Oh this is such an easy decision. The life of wondering of course. Otherwise it wouldn't simply be tainted happiness, it would be nothing but pain and suffering - how could one enjoy a moment of such a life, knowing of the hideousness to come? And how could I choose any path which would lead to any kind of negative experience for my diva? Seems to me that in either scenario, all I end up with, sooner or later, is the Voice itself to keep me going - but how could I ever enjoy the singing of one who hated me? No, I wouldn't deprive myself of that one sustaining pleasure, not for anything.

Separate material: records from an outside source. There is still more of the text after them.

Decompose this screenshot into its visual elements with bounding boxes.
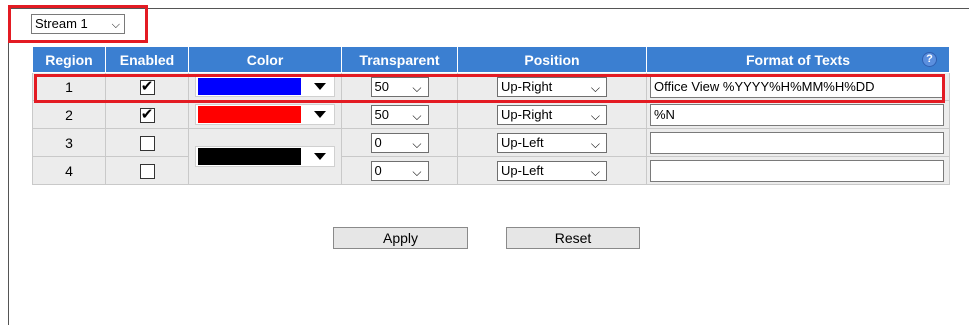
transparent-select[interactable]: 0 ⌵ bbox=[370, 160, 429, 181]
header-format: Format of Texts ? bbox=[646, 46, 950, 73]
region-cell: 2 bbox=[32, 100, 106, 129]
chevron-down-icon: ⌵ bbox=[412, 164, 422, 179]
apply-button[interactable]: Apply bbox=[333, 227, 468, 249]
transparent-value: 50 bbox=[374, 106, 389, 122]
color-dropdown[interactable] bbox=[195, 76, 335, 97]
format-text-input[interactable] bbox=[650, 159, 944, 182]
table-row: 2 ✔ 50 ⌵ Up-Right ⌵ %N bbox=[32, 100, 950, 129]
position-cell: Up-Left ⌵ bbox=[457, 156, 647, 185]
position-select[interactable]: Up-Right ⌵ bbox=[497, 76, 607, 97]
format-cell bbox=[646, 156, 950, 185]
header-enabled: Enabled bbox=[105, 46, 189, 73]
table-header-row: Region Enabled Color Transparent Positio… bbox=[32, 46, 950, 73]
chevron-down-icon: ⌵ bbox=[111, 19, 120, 31]
dropdown-arrow-icon bbox=[314, 153, 326, 160]
position-cell: Up-Left ⌵ bbox=[457, 128, 647, 157]
enabled-cell: ✔ bbox=[105, 100, 189, 129]
region-cell: 3 bbox=[32, 128, 106, 157]
dropdown-arrow-icon bbox=[314, 111, 326, 118]
chevron-down-icon: ⌵ bbox=[590, 136, 600, 151]
header-position: Position bbox=[457, 46, 647, 73]
transparent-cell: 0 ⌵ bbox=[341, 128, 458, 157]
header-transparent: Transparent bbox=[341, 46, 458, 73]
chevron-down-icon: ⌵ bbox=[590, 80, 600, 95]
transparent-value: 0 bbox=[374, 134, 382, 150]
transparent-value: 0 bbox=[374, 162, 382, 178]
enabled-checkbox[interactable]: ✔ bbox=[139, 77, 155, 95]
text-overlay-table: Region Enabled Color Transparent Positio… bbox=[32, 46, 950, 185]
color-dropdown[interactable] bbox=[195, 104, 335, 125]
reset-button[interactable]: Reset bbox=[506, 227, 640, 249]
position-select[interactable]: Up-Right ⌵ bbox=[497, 104, 607, 125]
chevron-down-icon: ⌵ bbox=[590, 108, 600, 123]
header-color: Color bbox=[188, 46, 342, 73]
color-dropdown[interactable] bbox=[195, 146, 335, 167]
panel-border-left bbox=[8, 8, 9, 325]
transparent-cell: 0 ⌵ bbox=[341, 156, 458, 185]
format-cell: Office View %YYYY%H%MM%H%DD bbox=[646, 72, 950, 101]
color-swatch bbox=[198, 78, 301, 95]
position-cell: Up-Right ⌵ bbox=[457, 72, 647, 101]
color-cell bbox=[188, 100, 342, 129]
enabled-cell bbox=[105, 128, 189, 157]
table-row: 4 0 ⌵ Up-Left ⌵ bbox=[32, 156, 950, 185]
enabled-checkbox[interactable] bbox=[139, 135, 155, 151]
table-row: 1 ✔ 50 ⌵ Up-Right ⌵ Office View %YYYY%H%… bbox=[32, 72, 950, 101]
transparent-cell: 50 ⌵ bbox=[341, 100, 458, 129]
transparent-select[interactable]: 0 ⌵ bbox=[370, 132, 429, 153]
chevron-down-icon: ⌵ bbox=[412, 80, 422, 95]
region-cell: 1 bbox=[32, 72, 106, 101]
header-region: Region bbox=[32, 46, 106, 73]
color-cell bbox=[188, 72, 342, 101]
position-value: Up-Right bbox=[501, 106, 553, 122]
color-swatch bbox=[198, 148, 301, 165]
region-cell: 4 bbox=[32, 156, 106, 185]
color-swatch bbox=[198, 106, 301, 123]
position-cell: Up-Right ⌵ bbox=[457, 100, 647, 129]
enabled-checkbox[interactable] bbox=[139, 163, 155, 179]
chevron-down-icon: ⌵ bbox=[590, 164, 600, 179]
position-select[interactable]: Up-Left ⌵ bbox=[497, 132, 607, 153]
enabled-cell: ✔ bbox=[105, 72, 189, 101]
transparent-cell: 50 ⌵ bbox=[341, 72, 458, 101]
checkmark-icon: ✔ bbox=[140, 105, 154, 123]
format-cell bbox=[646, 128, 950, 157]
format-text-input[interactable] bbox=[650, 131, 944, 154]
transparent-value: 50 bbox=[374, 78, 389, 94]
header-format-label: Format of Texts bbox=[746, 51, 850, 68]
color-cell bbox=[188, 128, 342, 185]
position-value: Up-Left bbox=[501, 162, 544, 178]
chevron-down-icon: ⌵ bbox=[412, 136, 422, 151]
stream-select-value: Stream 1 bbox=[35, 16, 88, 31]
chevron-down-icon: ⌵ bbox=[412, 108, 422, 123]
enabled-checkbox[interactable]: ✔ bbox=[139, 105, 155, 123]
position-select[interactable]: Up-Left ⌵ bbox=[497, 160, 607, 181]
transparent-select[interactable]: 50 ⌵ bbox=[370, 76, 429, 97]
checkmark-icon: ✔ bbox=[140, 77, 154, 95]
position-value: Up-Right bbox=[501, 78, 553, 94]
format-cell: %N bbox=[646, 100, 950, 129]
panel-border-top bbox=[8, 8, 969, 9]
enabled-cell bbox=[105, 156, 189, 185]
format-text-input[interactable]: %N bbox=[650, 103, 944, 126]
table-row: 3 0 ⌵ Up-Left ⌵ bbox=[32, 128, 950, 185]
position-value: Up-Left bbox=[501, 134, 544, 150]
transparent-select[interactable]: 50 ⌵ bbox=[370, 104, 429, 125]
format-text-input[interactable]: Office View %YYYY%H%MM%H%DD bbox=[650, 75, 944, 98]
stream-select[interactable]: Stream 1 ⌵ bbox=[31, 14, 125, 34]
help-icon[interactable]: ? bbox=[922, 52, 937, 67]
dropdown-arrow-icon bbox=[314, 83, 326, 90]
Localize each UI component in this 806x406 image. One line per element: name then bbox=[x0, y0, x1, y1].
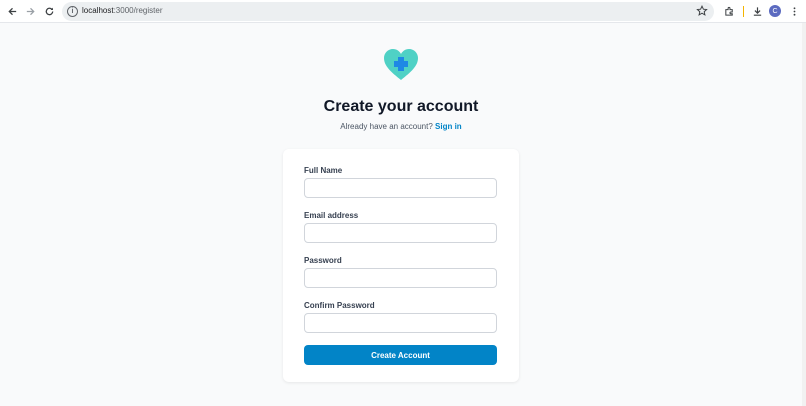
page-scrollbar[interactable] bbox=[802, 23, 806, 406]
confirm-password-label: Confirm Password bbox=[304, 301, 375, 310]
page-title: Create your account bbox=[323, 98, 479, 115]
site-info-icon[interactable]: i bbox=[67, 6, 78, 17]
signin-prompt: Already have an account? Sign in bbox=[0, 122, 802, 131]
download-icon[interactable] bbox=[749, 3, 765, 19]
extensions-icon[interactable] bbox=[721, 3, 737, 19]
toolbar-divider bbox=[743, 6, 744, 17]
address-bar[interactable]: i localhost:3000/register bbox=[62, 2, 714, 21]
register-form-card: Full Name Email address Password Confirm… bbox=[283, 149, 519, 382]
browser-toolbar: i localhost:3000/register C bbox=[0, 0, 806, 23]
email-input[interactable] bbox=[304, 223, 497, 243]
password-label: Password bbox=[304, 256, 342, 265]
email-label: Email address bbox=[304, 211, 359, 220]
create-account-button[interactable]: Create Account bbox=[304, 345, 497, 365]
full-name-label: Full Name bbox=[304, 166, 343, 175]
reload-icon[interactable] bbox=[41, 3, 57, 19]
signin-link[interactable]: Sign in bbox=[435, 122, 462, 131]
back-icon[interactable] bbox=[4, 3, 20, 19]
password-input[interactable] bbox=[304, 268, 497, 288]
full-name-input[interactable] bbox=[304, 178, 497, 198]
heart-cross-logo-icon bbox=[384, 49, 418, 80]
profile-avatar[interactable]: C bbox=[769, 5, 781, 17]
confirm-password-input[interactable] bbox=[304, 313, 497, 333]
signin-prompt-text: Already have an account? bbox=[340, 122, 433, 131]
bookmark-star-icon[interactable] bbox=[696, 5, 708, 17]
forward-icon[interactable] bbox=[22, 3, 38, 19]
url-text: localhost:3000/register bbox=[82, 6, 163, 15]
menu-kebab-icon[interactable] bbox=[786, 3, 802, 19]
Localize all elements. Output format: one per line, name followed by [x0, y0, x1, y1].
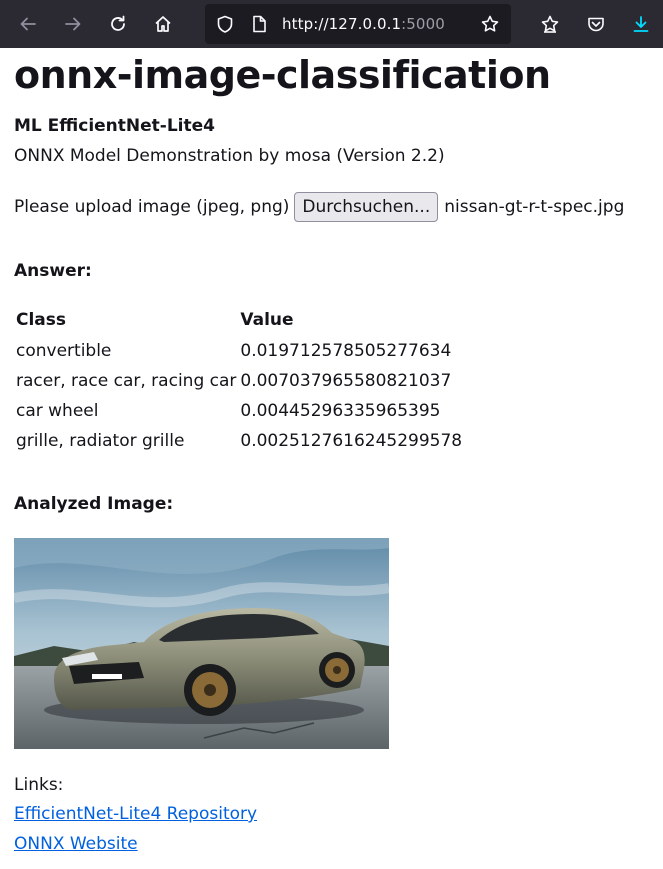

Absolutely wonderful. A delight to read.
Posted by:mezzogregory | Wednesday, August 24, 2005 at 05:47 PM
I'm glad you've learned to like Tannhäuser- I remember how awed you were at the Met's Tannäuser last year. Peter Seiffert, in my opinion, sings a much better Tannhäuser than Windgassen, though like you, I have only heard sections. You should, no, you must, make it a point to buy a recording of Tannhäuser- it's one of Wagner's best operas. I would recommend the Barenboim recording from 2001. It won a Grammy in '02 (for what that is worth), and it really is a delight.
A great read though. Makes you appreciate your ability to hear Ms. Kenney, doesn't it?
Posted by:Sam | Thursday, August 25, 2005 at 08:54 AM
Sarah, you closet True Bliss groupie!
I wonder if somewhere in there lurks the soul of a devoted "Creed" fan too...!
I assume you are enjoying Jo Cotton's tenure as the spokeswoman of Leggos pasta?
"almeno Leggos e authentico!"
The man in the muscle apron looks like Simon O'Neill.
Posted by:Rozzie | Thursday, August 25, 2005 at 02:05 PM
No, no Creed I'm afraid. And I don't know where my True Bliss CD actually is these days...no really.
And it took me a very long time to realise that that was her on the Leggo's ad. I kept wondering why they hadn't bothered somebody actually Italian to do the ad - and then finally clicked that it was (hah) a celebrity. She's better than the food-throwing Dolmio puppets anyway.